2009 Student of the Year

Sean Barbeau 2008 NCTR Student of the YearSean Barbeau – 2009 Student of the Year

NCTR is very proud to select Sean Barbeau as its 2009 Student of the Year. Sean is pursuing a Masters degree in Computer Science and Ph.D. in computer science and engineering at USF and retains a 4.0 GPA in his course work. He is also a member of the research faculty, and has served as the Principle Investigator (PI) or co-PI on a number of NCTR projects during 2008 that focused on innovative uses of Global Positioning System (GPS)-enabled cell phones in order to solve transportation problems. These projects include “Testing the Impact of Personalized Feedback on Household Travel Behavior (TRAC-IT Phase 2),” “Smart Phone Application to Influence Travel Behavior (TRAC-IT Phase 3),” “Enhancing Transit Safety and Security through Wireless Detection and Communication Technologies,” and “Travel Assistant Device (TAD) to Aid Transit Riders with Special Needs.”

Sean’s duties includes the research and development of location-aware cell phone technology, the supervision of six undergraduate and graduate Computer Science students on software engineering project tasks, management of intellectual property produced by the projects, managing the information technology infrastructure for the projects, and maintaining an ongoing relationship with cell phone device and service industry partners. He is a co-founding faculty member of the USF Location-Aware Information Systems Laboratory (LAISL).

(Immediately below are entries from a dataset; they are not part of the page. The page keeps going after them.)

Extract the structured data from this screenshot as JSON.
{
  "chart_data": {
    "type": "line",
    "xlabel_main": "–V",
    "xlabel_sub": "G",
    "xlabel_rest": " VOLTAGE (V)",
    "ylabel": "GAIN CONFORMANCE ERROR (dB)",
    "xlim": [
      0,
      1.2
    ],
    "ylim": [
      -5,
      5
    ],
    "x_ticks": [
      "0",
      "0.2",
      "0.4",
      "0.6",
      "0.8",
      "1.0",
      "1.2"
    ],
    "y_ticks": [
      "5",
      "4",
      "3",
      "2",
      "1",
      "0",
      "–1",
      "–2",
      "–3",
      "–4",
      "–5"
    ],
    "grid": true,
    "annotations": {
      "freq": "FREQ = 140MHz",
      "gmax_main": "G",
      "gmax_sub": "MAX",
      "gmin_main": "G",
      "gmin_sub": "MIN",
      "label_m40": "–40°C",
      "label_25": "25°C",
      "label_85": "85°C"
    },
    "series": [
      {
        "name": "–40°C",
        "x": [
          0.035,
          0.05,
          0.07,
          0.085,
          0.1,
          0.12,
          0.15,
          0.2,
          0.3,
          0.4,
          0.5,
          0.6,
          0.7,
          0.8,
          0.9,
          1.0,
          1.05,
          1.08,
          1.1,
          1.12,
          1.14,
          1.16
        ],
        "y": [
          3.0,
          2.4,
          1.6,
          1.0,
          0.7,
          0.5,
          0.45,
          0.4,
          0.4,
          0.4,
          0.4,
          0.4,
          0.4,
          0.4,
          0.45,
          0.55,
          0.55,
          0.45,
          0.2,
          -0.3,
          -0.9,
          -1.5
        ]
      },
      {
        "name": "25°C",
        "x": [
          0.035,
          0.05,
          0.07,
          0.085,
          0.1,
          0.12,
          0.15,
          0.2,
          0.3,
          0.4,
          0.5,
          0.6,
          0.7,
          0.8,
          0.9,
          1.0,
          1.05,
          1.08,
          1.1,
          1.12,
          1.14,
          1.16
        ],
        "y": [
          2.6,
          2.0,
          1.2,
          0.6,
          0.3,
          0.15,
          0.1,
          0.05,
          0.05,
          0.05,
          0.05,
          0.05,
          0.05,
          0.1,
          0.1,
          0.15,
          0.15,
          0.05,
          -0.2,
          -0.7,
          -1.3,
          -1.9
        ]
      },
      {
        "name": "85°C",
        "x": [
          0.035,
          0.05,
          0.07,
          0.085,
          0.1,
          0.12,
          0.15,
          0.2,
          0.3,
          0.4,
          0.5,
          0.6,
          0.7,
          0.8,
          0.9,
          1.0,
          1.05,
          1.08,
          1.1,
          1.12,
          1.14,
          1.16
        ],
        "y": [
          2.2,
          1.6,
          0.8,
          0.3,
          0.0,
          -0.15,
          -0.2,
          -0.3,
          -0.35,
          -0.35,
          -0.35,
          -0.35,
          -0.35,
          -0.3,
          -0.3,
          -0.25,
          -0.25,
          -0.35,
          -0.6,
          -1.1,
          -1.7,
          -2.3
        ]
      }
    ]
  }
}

Sean’s contributions to the NCTR projects has been nationally and internationally recognized in 2008 with seven peer-reviewed papers & presentations for a variety of organizations, including the 15th World Congress on Intelligent Transportation Systems, Computer Communications magazine, and UBICOMM 2008 – The Second International Conference on Mobile Ubiquitous Computing, Systems, Services, and Technologies in Valencia, Spain. The “Travel Assistant Device (TAD)” project, aimed to increase the independence and quality of life for special-needs transit riders, continues to receive particular attention and has been recognized in the 2008 TCRP Synthesis 73 – AVL System for Bus Transit: Update, the Microsoft Research Workshop on Intelligent Systems for Assisted Cognition, as well as the local print and broadcast media.

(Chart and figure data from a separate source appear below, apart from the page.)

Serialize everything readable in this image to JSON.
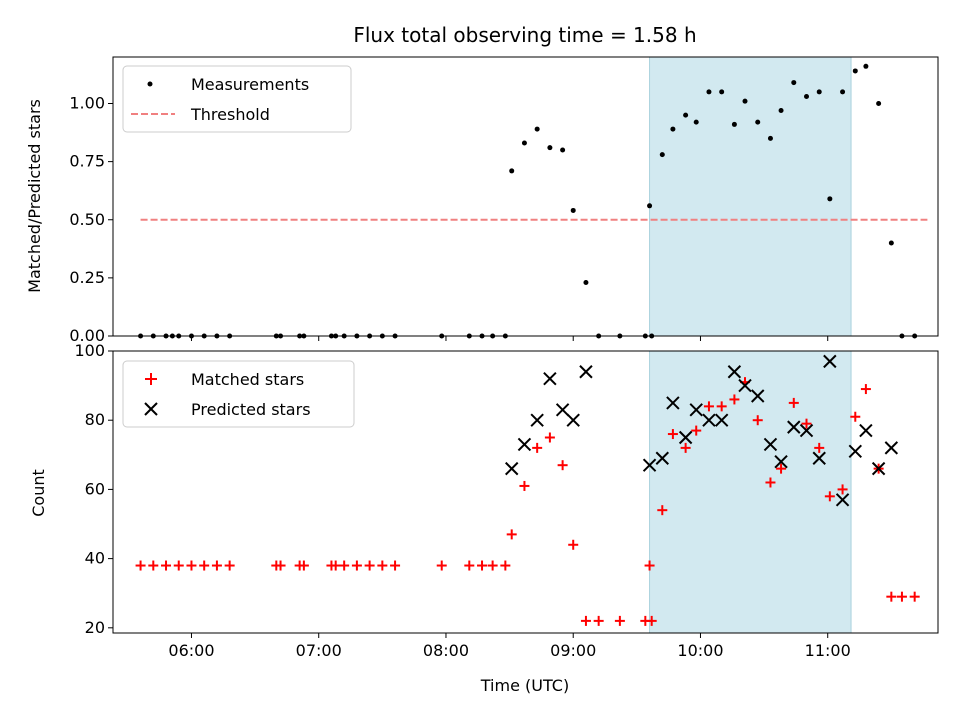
{
  "chart_data": [
    {
      "type": "scatter",
      "title": "Flux total observing time = 1.58 h",
      "ylabel": "Matched/Predicted stars",
      "xlim": [
        "05:23",
        "11:52"
      ],
      "ylim": [
        0,
        1.2
      ],
      "yticks": [
        "0.00",
        "0.25",
        "0.50",
        "0.75",
        "1.00"
      ],
      "highlight_span": {
        "x": [
          "09:36",
          "11:11"
        ],
        "color": "#d2e9f0"
      },
      "legend_position": "top-left",
      "series": [
        {
          "name": "Measurements",
          "marker": "dot",
          "color": "#000000",
          "points": [
            [
              "05:36",
              0
            ],
            [
              "05:42",
              0
            ],
            [
              "05:48",
              0
            ],
            [
              "05:51",
              0
            ],
            [
              "05:54",
              0
            ],
            [
              "06:00",
              0
            ],
            [
              "06:06",
              0
            ],
            [
              "06:12",
              0
            ],
            [
              "06:18",
              0
            ],
            [
              "06:40",
              0
            ],
            [
              "06:42",
              0
            ],
            [
              "06:51",
              0
            ],
            [
              "06:53",
              0
            ],
            [
              "07:06",
              0
            ],
            [
              "07:08",
              0
            ],
            [
              "07:12",
              0
            ],
            [
              "07:18",
              0
            ],
            [
              "07:24",
              0
            ],
            [
              "07:30",
              0
            ],
            [
              "07:36",
              0
            ],
            [
              "07:58",
              0
            ],
            [
              "08:11",
              0
            ],
            [
              "08:17",
              0
            ],
            [
              "08:22",
              0
            ],
            [
              "08:28",
              0
            ],
            [
              "08:31",
              0.71
            ],
            [
              "08:37",
              0.83
            ],
            [
              "08:43",
              0.89
            ],
            [
              "08:49",
              0.81
            ],
            [
              "08:55",
              0.8
            ],
            [
              "09:00",
              0.54
            ],
            [
              "09:06",
              0.23
            ],
            [
              "09:12",
              0
            ],
            [
              "09:22",
              0
            ],
            [
              "09:34",
              0
            ],
            [
              "09:37",
              0
            ],
            [
              "09:36",
              0.56
            ],
            [
              "09:42",
              0.78
            ],
            [
              "09:47",
              0.89
            ],
            [
              "09:53",
              0.95
            ],
            [
              "09:58",
              0.92
            ],
            [
              "10:04",
              1.05
            ],
            [
              "10:10",
              1.05
            ],
            [
              "10:16",
              0.91
            ],
            [
              "10:21",
              1.01
            ],
            [
              "10:27",
              0.92
            ],
            [
              "10:33",
              0.85
            ],
            [
              "10:38",
              0.97
            ],
            [
              "10:44",
              1.09
            ],
            [
              "10:50",
              1.03
            ],
            [
              "10:56",
              1.05
            ],
            [
              "11:01",
              0.59
            ],
            [
              "11:07",
              1.05
            ],
            [
              "11:13",
              1.14
            ],
            [
              "11:18",
              1.16
            ],
            [
              "11:24",
              1.0
            ],
            [
              "11:30",
              0.4
            ],
            [
              "11:35",
              0
            ],
            [
              "11:41",
              0
            ]
          ]
        },
        {
          "name": "Threshold",
          "marker": "dashed-line",
          "color": "#f08080",
          "x": [
            "05:36",
            "11:47"
          ],
          "y": 0.5
        }
      ]
    },
    {
      "type": "scatter",
      "ylabel": "Count",
      "xlabel": "Time (UTC)",
      "xlim": [
        "05:23",
        "11:52"
      ],
      "ylim": [
        18.5,
        100
      ],
      "yticks": [
        "20",
        "40",
        "60",
        "80",
        "100"
      ],
      "xticks": [
        "06:00",
        "07:00",
        "08:00",
        "09:00",
        "10:00",
        "11:00"
      ],
      "highlight_span": {
        "x": [
          "09:36",
          "11:11"
        ],
        "color": "#d2e9f0"
      },
      "legend_position": "top-left",
      "series": [
        {
          "name": "Matched stars",
          "marker": "plus",
          "color": "#ff0000",
          "points": [
            [
              "05:36",
              38
            ],
            [
              "05:42",
              38
            ],
            [
              "05:48",
              38
            ],
            [
              "05:54",
              38
            ],
            [
              "06:00",
              38
            ],
            [
              "06:06",
              38
            ],
            [
              "06:12",
              38
            ],
            [
              "06:18",
              38
            ],
            [
              "06:40",
              38
            ],
            [
              "06:42",
              38
            ],
            [
              "06:51",
              38
            ],
            [
              "06:53",
              38
            ],
            [
              "07:06",
              38
            ],
            [
              "07:08",
              38
            ],
            [
              "07:12",
              38
            ],
            [
              "07:18",
              38
            ],
            [
              "07:24",
              38
            ],
            [
              "07:30",
              38
            ],
            [
              "07:36",
              38
            ],
            [
              "07:58",
              38
            ],
            [
              "08:11",
              38
            ],
            [
              "08:17",
              38
            ],
            [
              "08:22",
              38
            ],
            [
              "08:28",
              38
            ],
            [
              "08:31",
              47
            ],
            [
              "08:37",
              61
            ],
            [
              "08:43",
              72
            ],
            [
              "08:49",
              75
            ],
            [
              "08:55",
              67
            ],
            [
              "09:00",
              44
            ],
            [
              "09:06",
              22
            ],
            [
              "09:12",
              22
            ],
            [
              "09:22",
              22
            ],
            [
              "09:34",
              22
            ],
            [
              "09:37",
              22
            ],
            [
              "09:36",
              38
            ],
            [
              "09:42",
              54
            ],
            [
              "09:47",
              76
            ],
            [
              "09:53",
              72
            ],
            [
              "09:58",
              77
            ],
            [
              "10:04",
              84
            ],
            [
              "10:10",
              84
            ],
            [
              "10:16",
              86
            ],
            [
              "10:21",
              91
            ],
            [
              "10:27",
              80
            ],
            [
              "10:33",
              62
            ],
            [
              "10:38",
              66
            ],
            [
              "10:44",
              85
            ],
            [
              "10:50",
              79
            ],
            [
              "10:56",
              72
            ],
            [
              "11:01",
              58
            ],
            [
              "11:07",
              60
            ],
            [
              "11:13",
              81
            ],
            [
              "11:18",
              89
            ],
            [
              "11:24",
              66
            ],
            [
              "11:30",
              29
            ],
            [
              "11:35",
              29
            ],
            [
              "11:41",
              29
            ]
          ]
        },
        {
          "name": "Predicted stars",
          "marker": "x",
          "color": "#000000",
          "points": [
            [
              "08:31",
              66
            ],
            [
              "08:37",
              73
            ],
            [
              "08:43",
              80
            ],
            [
              "08:49",
              92
            ],
            [
              "08:55",
              83
            ],
            [
              "09:00",
              80
            ],
            [
              "09:06",
              94
            ],
            [
              "09:36",
              67
            ],
            [
              "09:42",
              69
            ],
            [
              "09:47",
              85
            ],
            [
              "09:53",
              75
            ],
            [
              "09:58",
              83
            ],
            [
              "10:04",
              80
            ],
            [
              "10:10",
              80
            ],
            [
              "10:16",
              94
            ],
            [
              "10:21",
              90
            ],
            [
              "10:27",
              87
            ],
            [
              "10:33",
              73
            ],
            [
              "10:38",
              68
            ],
            [
              "10:44",
              78
            ],
            [
              "10:50",
              77
            ],
            [
              "10:56",
              69
            ],
            [
              "11:01",
              97
            ],
            [
              "11:07",
              57
            ],
            [
              "11:13",
              71
            ],
            [
              "11:18",
              77
            ],
            [
              "11:24",
              66
            ],
            [
              "11:30",
              72
            ]
          ]
        }
      ]
    }
  ]
}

Sean was also a co-recipient of USF’s 2008 Excellence in Innovation Award for the work performed on the NCTR projects along with the other four faculty members of LAISL. In 2008, he had one copyright issued and five patents filed on location-aware technology produced under the NCTR projects. He also continues to serve as a member of the “Java Specification Request (JSR) 293: Location API v2.0” international expert group that is responsible for defining the next-generation software standard for Java Micro Edition (Java ME) for mobile phones.

NCTR appreciates Sean’s dedication to excellence and innovation, and looks forward to his continued contributions to the world of public transportation.